Without their Exposition Avenue space available for the upcoming international exhibition “A Hard Place,” the show simply moved on a block or two down the road to 500X Gallery. And a good thing, too — this examination of Brutalist architecture curated by Irish artist (and former Dallas resident) Gary Farrelly and gallerist (of Berlin’s Laura Mars Gallery) Gundula Schmitz is perfectly timed.
What better moment to examine the post-World War II Utopian dream of society than at a time when Dallas is popping up all over with a plethora of so-called Soviet-style apartments?
“The architecture that emerged in the '50s, '60s and '70s is hyper-Utopian,” says Farrelly, who has participated in a slate of shows across Europe in the last few years examining the theme.
“What was supposed to be a game-changer in society has fallen into mass disfavor with the public, which is saying the future itself has fallen into disfavor to the public. I was talking to Gundula last year about curating this show, and we were thinking, 'why don’t we do it where the conversation is completely different?'
“You had the same architecture as Europe on a larger scale, but the politics were totally different. In Europe, it was the construction of community and a social model; in the U.S. it stood for rugged individualism. You can go to Belgrade and Brussels, and they were building a social Utopia. In Dallas, it represents a triumph over the tyranny of nature.”

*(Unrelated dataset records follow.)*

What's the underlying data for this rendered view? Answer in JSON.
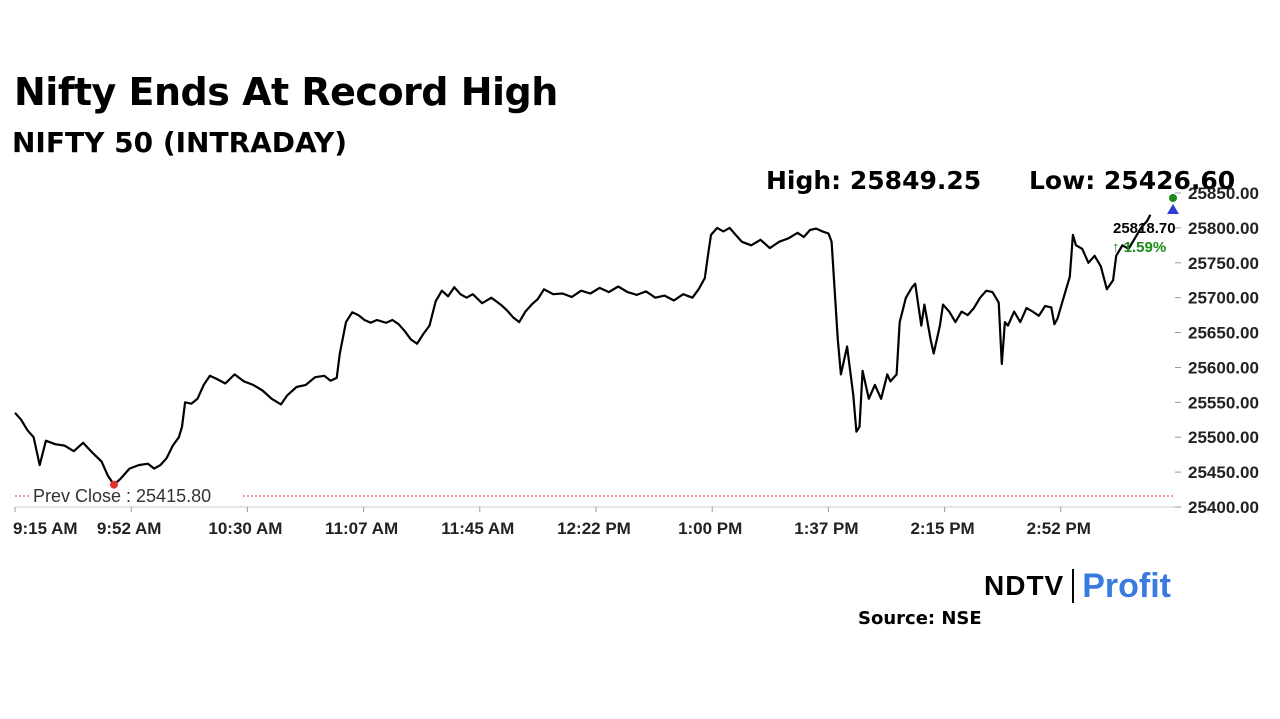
{
  "header": {
    "title": "Nifty Ends At Record High",
    "subtitle": "NIFTY 50 (INTRADAY)",
    "high_label": "High: 25849.25",
    "low_label": "Low: 25426.60"
  },
  "footer": {
    "logo_ndtv": "NDTV",
    "logo_profit": "Profit",
    "source": "Source: NSE"
  },
  "colors": {
    "line": "#000000",
    "prev_close": "#e03030",
    "up": "#1a8a1a",
    "brand_blue": "#3a7be0",
    "brand_pink": "#d94ab0"
  },
  "chart_data": {
    "type": "line",
    "title": "NIFTY 50 (INTRADAY)",
    "x_ticks": [
      "9:15 AM",
      "9:52 AM",
      "10:30 AM",
      "11:07 AM",
      "11:45 AM",
      "12:22 PM",
      "1:00 PM",
      "1:37 PM",
      "2:15 PM",
      "2:52 PM"
    ],
    "x_range_minutes": [
      555,
      930
    ],
    "y_ticks": [
      "25400.00",
      "25450.00",
      "25500.00",
      "25550.00",
      "25600.00",
      "25650.00",
      "25700.00",
      "25750.00",
      "25800.00",
      "25850.00"
    ],
    "ylim": [
      25400,
      25850
    ],
    "prev_close": 25415.8,
    "prev_close_label": "Prev Close : 25415.80",
    "last_value": 25818.7,
    "last_label": "25818.70",
    "change_label": "↑ 1.59%",
    "high": 25849.25,
    "low": 25426.6,
    "series": [
      {
        "values": [
          [
            555,
            25535
          ],
          [
            557,
            25525
          ],
          [
            559,
            25510
          ],
          [
            561,
            25500
          ],
          [
            563,
            25460
          ],
          [
            565,
            25495
          ],
          [
            568,
            25490
          ],
          [
            571,
            25488
          ],
          [
            574,
            25480
          ],
          [
            577,
            25492
          ],
          [
            580,
            25478
          ],
          [
            583,
            25465
          ],
          [
            585,
            25445
          ],
          [
            587,
            25432
          ],
          [
            589,
            25440
          ],
          [
            592,
            25455
          ],
          [
            595,
            25460
          ],
          [
            598,
            25462
          ],
          [
            600,
            25455
          ],
          [
            602,
            25460
          ],
          [
            604,
            25470
          ],
          [
            606,
            25488
          ],
          [
            608,
            25500
          ],
          [
            609,
            25515
          ],
          [
            610,
            25550
          ],
          [
            612,
            25548
          ],
          [
            614,
            25555
          ],
          [
            616,
            25575
          ],
          [
            618,
            25588
          ],
          [
            620,
            25584
          ],
          [
            623,
            25577
          ],
          [
            626,
            25590
          ],
          [
            629,
            25580
          ],
          [
            632,
            25575
          ],
          [
            635,
            25567
          ],
          [
            638,
            25555
          ],
          [
            641,
            25547
          ],
          [
            643,
            25560
          ],
          [
            646,
            25572
          ],
          [
            649,
            25575
          ],
          [
            652,
            25586
          ],
          [
            655,
            25588
          ],
          [
            657,
            25581
          ],
          [
            659,
            25585
          ],
          [
            660,
            25620
          ],
          [
            662,
            25665
          ],
          [
            664,
            25679
          ],
          [
            666,
            25675
          ],
          [
            668,
            25668
          ],
          [
            670,
            25664
          ],
          [
            672,
            25668
          ],
          [
            675,
            25664
          ],
          [
            677,
            25668
          ],
          [
            679,
            25662
          ],
          [
            681,
            25652
          ],
          [
            683,
            25640
          ],
          [
            685,
            25634
          ],
          [
            687,
            25648
          ],
          [
            689,
            25660
          ],
          [
            691,
            25695
          ],
          [
            693,
            25710
          ],
          [
            695,
            25702
          ],
          [
            697,
            25715
          ],
          [
            699,
            25705
          ],
          [
            701,
            25700
          ],
          [
            703,
            25705
          ],
          [
            706,
            25692
          ],
          [
            709,
            25700
          ],
          [
            712,
            25690
          ],
          [
            714,
            25682
          ],
          [
            716,
            25672
          ],
          [
            718,
            25665
          ],
          [
            720,
            25680
          ],
          [
            722,
            25690
          ],
          [
            724,
            25698
          ],
          [
            726,
            25712
          ],
          [
            729,
            25705
          ],
          [
            732,
            25706
          ],
          [
            735,
            25701
          ],
          [
            738,
            25710
          ],
          [
            741,
            25706
          ],
          [
            744,
            25714
          ],
          [
            747,
            25708
          ],
          [
            750,
            25716
          ],
          [
            753,
            25708
          ],
          [
            756,
            25704
          ],
          [
            759,
            25709
          ],
          [
            762,
            25700
          ],
          [
            765,
            25703
          ],
          [
            768,
            25696
          ],
          [
            771,
            25705
          ],
          [
            774,
            25700
          ],
          [
            776,
            25712
          ],
          [
            778,
            25728
          ],
          [
            779,
            25760
          ],
          [
            780,
            25790
          ],
          [
            782,
            25800
          ],
          [
            784,
            25795
          ],
          [
            786,
            25800
          ],
          [
            788,
            25790
          ],
          [
            790,
            25780
          ],
          [
            793,
            25775
          ],
          [
            796,
            25783
          ],
          [
            799,
            25771
          ],
          [
            802,
            25780
          ],
          [
            805,
            25785
          ],
          [
            808,
            25793
          ],
          [
            810,
            25787
          ],
          [
            812,
            25797
          ],
          [
            814,
            25799
          ],
          [
            816,
            25795
          ],
          [
            818,
            25792
          ],
          [
            819,
            25780
          ],
          [
            820,
            25710
          ],
          [
            821,
            25640
          ],
          [
            822,
            25590
          ],
          [
            824,
            25630
          ],
          [
            826,
            25560
          ],
          [
            827,
            25508
          ],
          [
            828,
            25515
          ],
          [
            829,
            25595
          ],
          [
            831,
            25555
          ],
          [
            833,
            25575
          ],
          [
            835,
            25555
          ],
          [
            837,
            25590
          ],
          [
            838,
            25580
          ],
          [
            840,
            25590
          ],
          [
            841,
            25665
          ],
          [
            843,
            25700
          ],
          [
            845,
            25715
          ],
          [
            846,
            25720
          ],
          [
            848,
            25660
          ],
          [
            849,
            25690
          ],
          [
            851,
            25640
          ],
          [
            852,
            25620
          ],
          [
            854,
            25660
          ],
          [
            855,
            25690
          ],
          [
            857,
            25680
          ],
          [
            859,
            25665
          ],
          [
            861,
            25680
          ],
          [
            863,
            25675
          ],
          [
            865,
            25685
          ],
          [
            867,
            25700
          ],
          [
            869,
            25710
          ],
          [
            871,
            25708
          ],
          [
            873,
            25693
          ],
          [
            874,
            25605
          ],
          [
            875,
            25665
          ],
          [
            876,
            25660
          ],
          [
            878,
            25680
          ],
          [
            880,
            25665
          ],
          [
            882,
            25685
          ],
          [
            884,
            25680
          ],
          [
            886,
            25674
          ],
          [
            888,
            25688
          ],
          [
            890,
            25686
          ],
          [
            891,
            25662
          ],
          [
            892,
            25670
          ],
          [
            894,
            25700
          ],
          [
            896,
            25730
          ],
          [
            897,
            25790
          ],
          [
            898,
            25775
          ],
          [
            900,
            25770
          ],
          [
            902,
            25750
          ],
          [
            904,
            25760
          ],
          [
            906,
            25745
          ],
          [
            908,
            25712
          ],
          [
            910,
            25725
          ],
          [
            911,
            25760
          ],
          [
            913,
            25775
          ],
          [
            915,
            25770
          ],
          [
            917,
            25785
          ],
          [
            919,
            25800
          ],
          [
            921,
            25810
          ],
          [
            922,
            25818.7
          ]
        ]
      }
    ]
  }
}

Featuring work from a collective of European and American artists, as well as pieces from two architectural firms, “A Hard Place” includes everything from Farrelly’s hand-stitched postcards commemorating municipal buildings to a film from Julia Zinnbauer shot in a Brutalist brothel. Sure to spark a conversation about the evolution of our city, “A Hard Place” is essential viewing.
“For me, when you talk about buildings, you’re not just talking about buildings,” asserts Farrelly. “I hope in some fraction of a sense, this is communicated by the show.”